ANDOVER — Three public information sessions on the upcoming Special Town Meeting will be held to provide an overview of Town Manager Andrew Flanagan’s recommendation as to how the town should spend its portion of the $80 million settlement with Columbia Gas.

Flanagan said the recommended plan was developed by his team in conjunction with an emergency management working group, which he said was the “best equipped team” to determine how to use the resources from the settlement.

The plan, according to Flanagan, was built to provide the opportunity for some flexibility given the uncertainty of some elements of the recovery.

Andover will receive $13.9 million for road repairs, $3.85 million for expense reimbursement and $3 million of the remainder.

The plan, which was presented to the Select Board at a meeting last month, would establish four capital accounts: Restoration and investment in roads, sidewalks and infrastructure; emergency preparedness; deficit reconciliation; and a gas-disaster mitigation reserve account.

Flanagan said everything funded through the accounts was either impacted or used during the Sept. 13 gas disasters.

The plan would fund the restoration of the near 19 miles of roads impacted by the Sept. 13, 2018 gas disasters, as well as sidewalks. That restoration, however, will not be “curb-to-curb” on all impacted streets, only those necessary. Other roads not as severely impacted will get necessary repairs.

Flanagan said it would cost about $750,000 a mile for restorations.

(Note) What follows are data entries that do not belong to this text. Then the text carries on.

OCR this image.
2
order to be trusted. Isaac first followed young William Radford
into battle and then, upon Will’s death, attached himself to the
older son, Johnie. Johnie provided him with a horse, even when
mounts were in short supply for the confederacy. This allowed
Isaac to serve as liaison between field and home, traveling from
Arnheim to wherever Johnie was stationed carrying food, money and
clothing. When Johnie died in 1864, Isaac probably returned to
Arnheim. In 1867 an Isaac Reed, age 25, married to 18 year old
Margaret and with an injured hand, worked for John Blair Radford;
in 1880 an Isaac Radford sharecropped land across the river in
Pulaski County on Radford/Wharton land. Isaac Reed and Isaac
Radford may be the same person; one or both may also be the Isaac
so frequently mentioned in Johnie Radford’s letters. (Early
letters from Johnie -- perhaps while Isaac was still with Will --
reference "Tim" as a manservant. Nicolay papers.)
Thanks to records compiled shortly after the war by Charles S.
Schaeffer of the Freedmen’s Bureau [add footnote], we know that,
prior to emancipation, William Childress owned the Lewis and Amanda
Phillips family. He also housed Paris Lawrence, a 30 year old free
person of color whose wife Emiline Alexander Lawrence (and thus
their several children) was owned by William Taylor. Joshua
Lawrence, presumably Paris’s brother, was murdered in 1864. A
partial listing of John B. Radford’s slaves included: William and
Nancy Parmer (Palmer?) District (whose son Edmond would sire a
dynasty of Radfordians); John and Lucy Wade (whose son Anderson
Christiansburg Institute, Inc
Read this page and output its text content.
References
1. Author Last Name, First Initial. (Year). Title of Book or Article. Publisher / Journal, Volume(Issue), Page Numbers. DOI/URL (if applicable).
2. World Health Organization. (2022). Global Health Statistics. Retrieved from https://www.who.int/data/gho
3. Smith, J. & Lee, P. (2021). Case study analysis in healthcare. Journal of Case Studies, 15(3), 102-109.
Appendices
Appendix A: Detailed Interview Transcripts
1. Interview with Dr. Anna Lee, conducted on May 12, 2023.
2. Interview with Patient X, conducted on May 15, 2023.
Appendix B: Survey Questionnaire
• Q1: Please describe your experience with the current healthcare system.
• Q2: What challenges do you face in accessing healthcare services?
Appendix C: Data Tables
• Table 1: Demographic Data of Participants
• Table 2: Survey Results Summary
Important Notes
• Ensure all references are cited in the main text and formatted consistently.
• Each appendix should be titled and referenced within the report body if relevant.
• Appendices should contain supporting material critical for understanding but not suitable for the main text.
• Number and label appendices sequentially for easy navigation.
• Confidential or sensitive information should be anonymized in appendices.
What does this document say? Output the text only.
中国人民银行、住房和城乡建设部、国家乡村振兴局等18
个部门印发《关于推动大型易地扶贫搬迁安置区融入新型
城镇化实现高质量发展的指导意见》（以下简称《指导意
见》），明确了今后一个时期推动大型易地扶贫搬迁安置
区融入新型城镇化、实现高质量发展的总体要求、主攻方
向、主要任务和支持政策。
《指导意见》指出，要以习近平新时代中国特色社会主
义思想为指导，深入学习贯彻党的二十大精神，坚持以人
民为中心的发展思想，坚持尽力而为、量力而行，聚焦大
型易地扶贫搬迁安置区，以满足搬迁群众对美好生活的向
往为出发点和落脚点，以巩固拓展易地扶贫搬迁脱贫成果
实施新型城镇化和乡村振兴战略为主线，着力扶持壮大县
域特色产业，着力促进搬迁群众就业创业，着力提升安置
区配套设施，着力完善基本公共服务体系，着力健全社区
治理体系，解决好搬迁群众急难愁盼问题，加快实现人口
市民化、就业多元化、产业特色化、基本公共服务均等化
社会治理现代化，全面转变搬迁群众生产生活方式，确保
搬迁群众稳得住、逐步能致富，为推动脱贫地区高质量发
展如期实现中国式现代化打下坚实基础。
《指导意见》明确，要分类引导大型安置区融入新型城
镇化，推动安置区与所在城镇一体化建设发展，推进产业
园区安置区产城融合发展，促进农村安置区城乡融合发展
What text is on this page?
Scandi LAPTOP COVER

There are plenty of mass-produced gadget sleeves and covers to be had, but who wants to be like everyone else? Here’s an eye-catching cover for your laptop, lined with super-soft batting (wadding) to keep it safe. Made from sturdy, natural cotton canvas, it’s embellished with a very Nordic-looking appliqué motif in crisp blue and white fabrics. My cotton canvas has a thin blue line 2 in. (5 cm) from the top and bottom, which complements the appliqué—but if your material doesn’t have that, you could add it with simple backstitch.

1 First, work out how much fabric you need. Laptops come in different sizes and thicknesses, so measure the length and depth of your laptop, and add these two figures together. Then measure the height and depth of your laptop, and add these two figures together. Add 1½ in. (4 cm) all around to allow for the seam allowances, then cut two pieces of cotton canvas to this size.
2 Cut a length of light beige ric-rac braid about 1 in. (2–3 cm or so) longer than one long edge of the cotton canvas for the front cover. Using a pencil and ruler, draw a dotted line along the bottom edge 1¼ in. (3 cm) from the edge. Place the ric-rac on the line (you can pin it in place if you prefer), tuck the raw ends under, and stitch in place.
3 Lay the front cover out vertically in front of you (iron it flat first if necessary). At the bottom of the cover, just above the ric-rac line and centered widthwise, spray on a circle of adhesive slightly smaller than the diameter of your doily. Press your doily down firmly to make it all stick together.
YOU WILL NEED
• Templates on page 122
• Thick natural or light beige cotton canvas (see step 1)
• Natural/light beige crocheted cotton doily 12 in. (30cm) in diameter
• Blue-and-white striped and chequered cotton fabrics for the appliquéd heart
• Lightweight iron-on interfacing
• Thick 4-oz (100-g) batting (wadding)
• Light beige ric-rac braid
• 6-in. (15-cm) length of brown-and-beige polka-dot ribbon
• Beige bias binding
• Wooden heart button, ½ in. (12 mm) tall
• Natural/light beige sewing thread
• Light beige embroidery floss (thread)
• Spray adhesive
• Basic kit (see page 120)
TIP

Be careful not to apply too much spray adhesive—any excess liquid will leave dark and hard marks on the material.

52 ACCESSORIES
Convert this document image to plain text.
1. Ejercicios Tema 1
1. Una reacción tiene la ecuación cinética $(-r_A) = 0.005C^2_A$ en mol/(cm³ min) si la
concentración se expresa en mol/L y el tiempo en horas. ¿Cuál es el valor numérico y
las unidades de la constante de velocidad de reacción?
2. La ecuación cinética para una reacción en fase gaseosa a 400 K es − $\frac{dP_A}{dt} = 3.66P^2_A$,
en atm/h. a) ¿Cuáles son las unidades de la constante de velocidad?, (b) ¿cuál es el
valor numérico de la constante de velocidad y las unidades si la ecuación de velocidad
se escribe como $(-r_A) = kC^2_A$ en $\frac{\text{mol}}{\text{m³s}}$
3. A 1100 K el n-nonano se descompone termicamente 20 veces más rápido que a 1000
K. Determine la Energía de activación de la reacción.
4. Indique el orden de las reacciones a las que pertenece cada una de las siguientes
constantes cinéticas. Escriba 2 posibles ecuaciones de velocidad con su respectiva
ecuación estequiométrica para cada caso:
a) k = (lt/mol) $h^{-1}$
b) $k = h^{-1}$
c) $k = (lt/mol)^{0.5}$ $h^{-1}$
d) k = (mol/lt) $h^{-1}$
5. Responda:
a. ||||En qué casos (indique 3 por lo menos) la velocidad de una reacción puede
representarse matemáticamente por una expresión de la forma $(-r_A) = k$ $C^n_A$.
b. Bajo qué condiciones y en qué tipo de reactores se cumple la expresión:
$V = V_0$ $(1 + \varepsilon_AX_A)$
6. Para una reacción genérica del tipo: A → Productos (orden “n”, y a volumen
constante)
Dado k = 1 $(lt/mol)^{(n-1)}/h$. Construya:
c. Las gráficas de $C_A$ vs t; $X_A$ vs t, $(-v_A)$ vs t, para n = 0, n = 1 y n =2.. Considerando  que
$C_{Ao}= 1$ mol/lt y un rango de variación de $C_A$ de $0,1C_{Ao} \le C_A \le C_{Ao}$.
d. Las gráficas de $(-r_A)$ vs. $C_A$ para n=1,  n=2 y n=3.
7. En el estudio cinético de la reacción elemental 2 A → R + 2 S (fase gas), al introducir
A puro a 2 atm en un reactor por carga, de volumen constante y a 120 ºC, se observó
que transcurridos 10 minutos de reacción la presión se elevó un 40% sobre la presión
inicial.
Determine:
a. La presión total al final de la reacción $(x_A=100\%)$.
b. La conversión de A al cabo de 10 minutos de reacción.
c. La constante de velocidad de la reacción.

It would appropriate $500,000 for the Senior Center renovation, which would allow for the expansion of bathrooms  and the addition of showers and other priorities, such as freezer and refrigeration space.

The plan also includes appropriating funds for about 55 parking spaces at the Senior Center and sidewalk improvements from the Senior Center to downtown, allowing easier access in case of an emergency.

During the gas disaster recovery, Flanagan said Andover spent $400,000 on portable showers at Pomps Pond. He is recommending money from the settlement go toward implementing showers there, allowing the space to easily be turned into an emergency shelter again if necessary.

Another major item to be funded is the remainder of the design for the reconstruction of the intersection at routes 133 and 28 through to the intersection at Beacon Street and Route 133.

Flanagan’s recommendation included putting $500,000 toward the remainder of the design’s cost, which would complete the $750,000 total. The state would then leverage additional state funds for the project.